## Association Rules
Source: Wikipedia

Association rule learning is a rule-based machine learning method for discovering interesting relations between variables in large databases. It is intended to identify strong rules discovered in databases using some measures of interestingness.

Based on the concept of strong rules, Rakesh Agrawal, Tomasz Imieliński and Arun Swamiintroduced association rules for discovering regularities between products in large-scale transaction data recorded by point-of-sale (POS) systems in supermarkets.    

For example, the rule $ \{\mathrm {onions,potatoes} \}\Rightarrow \{\mathrm {burger} \}$ found in the sales data of a supermarket would indicate that if a customer buys onions and potatoes together, they are likely to also buy hamburger meat. Such information can be used as the basis for decisions about marketing activities such as, e.g., promotional pricing or product placements.

In addition to the above example from market basket analysis association rules are employed today in many application areas including Web usage mining, intrusion detection, continuous production, and bioinformatics. In contrast with sequence mining, association rule learning typically does not consider the order of items either within a transaction or across transactions.

https://en.wikipedia.org/wiki/Association_rule_learning

In [None]:
#!pip3 install mlxtend

In [None]:
import pandas as pd
from mlxtend.frequent_patterns import apriori
from mlxtend.frequent_patterns import association_rules

In [None]:
df = pd.DataFrame({'a':[1, 1, 0, 1, 0],
                   'b':[1, 0, 1, 0, 1],
                   'c':[1, 1, 1, 0, 1],
                   'd':[0, 1, 1, 1, 0],
                   'e':[0, 0, 0, 1, 1]})
df

### Support, Confidence, Lift

![image.png](attachment:image.png)

__Support__  
Support is an indication of how frequently the itemset appears in the dataset.

The support of $X$ with respect to $ T$ is defined as the proportion of transactions $ t$ in the dataset which contains the itemset $ X$

$ \mathrm {supp} (X)={\frac {|\{t\in T;X\subseteq t\}|}{|T|}}$

In the example dataset, the itemset $ X=\{\mathrm {beer,diapers} \}$
has a support of $ 1/5=0.2$ since it occurs in 20% of all transactions (1 out of 5 transactions). The argument of $ \mathrm {supp} ()$ is a set of preconditions, and thus becomes more restrictive as it grows (instead of more inclusive).

__Confidence__  
Confidence is an indication of how often the rule has been found to be true.

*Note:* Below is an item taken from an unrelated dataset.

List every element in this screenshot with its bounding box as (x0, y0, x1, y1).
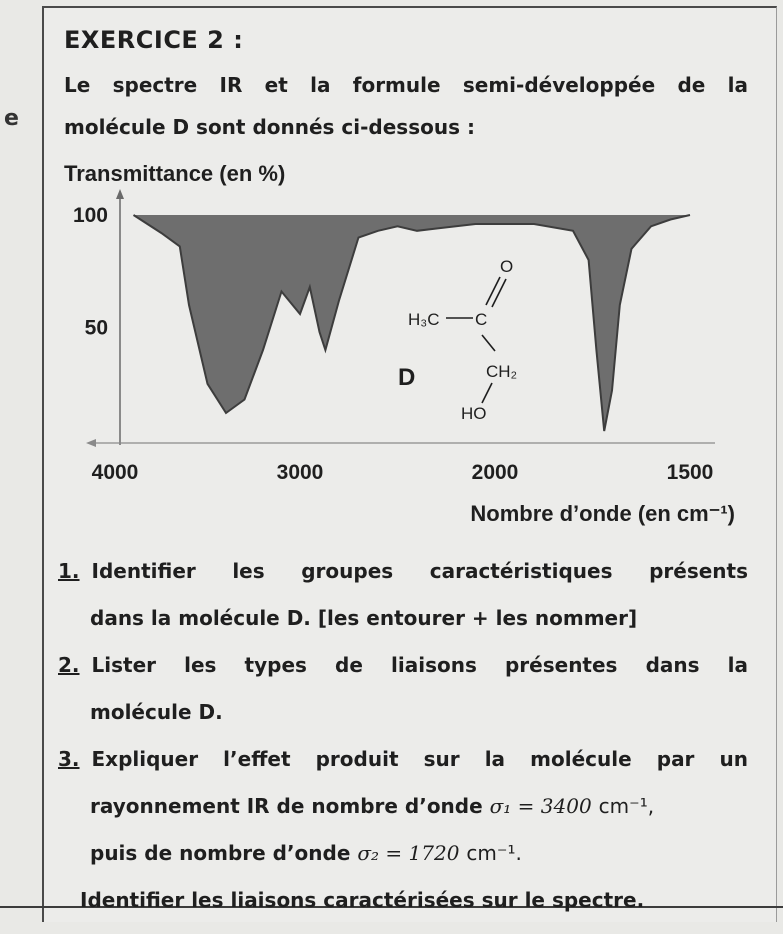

The confidence value of a rule, $ X\Rightarrow Y$ , with respect to a set of transactions $ T$, is the proportion of the transactions that contains $ X$ which also contains $ Y$.

Confidence is defined as:

$ \mathrm {conf} (X\Rightarrow Y)=\mathrm {supp} (X\cup Y)/\mathrm {supp} (X)$

For example, the rule $ \{\mathrm {butter,bread} \}\Rightarrow \{\mathrm {milk} \}$ has a confidence of $ 0.2/0.2=1.0$ in the database, which means that for 100% of the transactions containing butter and bread the rule is correct (100% of the times a customer buys butter and bread, milk is bought as well).

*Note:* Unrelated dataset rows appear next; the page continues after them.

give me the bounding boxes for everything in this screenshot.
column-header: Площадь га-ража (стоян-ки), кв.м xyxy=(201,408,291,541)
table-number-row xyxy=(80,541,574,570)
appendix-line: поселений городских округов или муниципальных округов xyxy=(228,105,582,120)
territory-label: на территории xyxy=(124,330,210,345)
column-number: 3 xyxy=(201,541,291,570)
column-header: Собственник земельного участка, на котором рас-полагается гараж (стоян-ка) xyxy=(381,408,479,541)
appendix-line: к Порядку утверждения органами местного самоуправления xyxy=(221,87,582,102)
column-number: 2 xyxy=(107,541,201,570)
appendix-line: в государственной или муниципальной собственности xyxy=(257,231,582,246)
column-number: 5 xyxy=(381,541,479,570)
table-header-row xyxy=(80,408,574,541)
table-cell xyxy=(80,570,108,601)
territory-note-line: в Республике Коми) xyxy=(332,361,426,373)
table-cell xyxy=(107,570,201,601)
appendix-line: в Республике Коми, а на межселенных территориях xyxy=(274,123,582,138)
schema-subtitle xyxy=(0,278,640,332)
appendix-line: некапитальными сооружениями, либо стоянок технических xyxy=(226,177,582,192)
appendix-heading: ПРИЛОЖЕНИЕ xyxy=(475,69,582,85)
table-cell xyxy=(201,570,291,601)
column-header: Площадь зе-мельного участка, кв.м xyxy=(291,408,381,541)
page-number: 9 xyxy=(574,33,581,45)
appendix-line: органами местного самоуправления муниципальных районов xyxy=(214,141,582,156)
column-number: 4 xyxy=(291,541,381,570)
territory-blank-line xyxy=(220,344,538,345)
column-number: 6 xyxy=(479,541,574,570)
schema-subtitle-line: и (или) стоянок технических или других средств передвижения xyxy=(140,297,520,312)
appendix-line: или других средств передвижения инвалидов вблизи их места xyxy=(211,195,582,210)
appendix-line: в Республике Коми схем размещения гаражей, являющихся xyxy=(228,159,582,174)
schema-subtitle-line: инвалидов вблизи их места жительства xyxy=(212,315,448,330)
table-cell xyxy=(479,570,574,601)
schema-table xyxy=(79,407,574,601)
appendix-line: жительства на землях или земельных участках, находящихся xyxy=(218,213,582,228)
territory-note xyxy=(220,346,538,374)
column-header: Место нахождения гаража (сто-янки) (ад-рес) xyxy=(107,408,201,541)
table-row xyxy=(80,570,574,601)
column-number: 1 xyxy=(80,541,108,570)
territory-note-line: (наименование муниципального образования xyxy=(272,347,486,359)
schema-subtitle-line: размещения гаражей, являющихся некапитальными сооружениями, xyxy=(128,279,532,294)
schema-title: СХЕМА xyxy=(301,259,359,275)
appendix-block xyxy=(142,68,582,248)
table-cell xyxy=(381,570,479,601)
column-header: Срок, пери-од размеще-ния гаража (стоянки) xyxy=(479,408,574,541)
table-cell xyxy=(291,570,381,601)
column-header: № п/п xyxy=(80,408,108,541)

Note that $ \mathrm {supp} (X\cup Y)$ means the support of the union of the items in X and Y. This is somewhat confusing since we normally think in terms of probabilities of events and not sets of items. We can rewrite $\mathrm {supp} (X\cup Y)$ as the probability $ P(E_{X}\cap E_{Y})$, where $ E_{X}$ and $E_{Y}$ are the events that a transaction contains itemset $ X$ and $ Y$, respectively.

Thus confidence can be interpreted as an estimate of the conditional probability $ P(E_{Y}|E_{X})$, the probability of finding the RHS of the rule in transactions under the condition that these transactions also contain the LHS.

__Lift__  
The lift of a rule is defined as:

$ \mathrm {lift} (X\Rightarrow Y)={\frac {\mathrm {supp} (X\cup Y)}{\mathrm {supp} (X)\times \mathrm {supp} (Y)}}$

or the ratio of the observed support to that expected if X and Y were independent.

For example, the rule $ \{\mathrm {milk,bread} \}\Rightarrow \{\mathrm {butter} \}$ has a lift of $ {\frac {0.2}{0.4\times 0.4}}=1.25$.

If the rule had a lift of 1, it would imply that the probability of occurrence of the antecedent and that of the consequent are independent of each other. When two events are independent of each other, no rule can be drawn involving those two events.

If the lift is > 1, that lets us know the degree to which those two occurrences are dependent on one another, and makes those rules potentially useful for predicting the consequent in future data sets.

If the lift is < 1, that lets us know the items are substitute to each other. This means that presence of one item has negative effect on presence of other item and vice versa.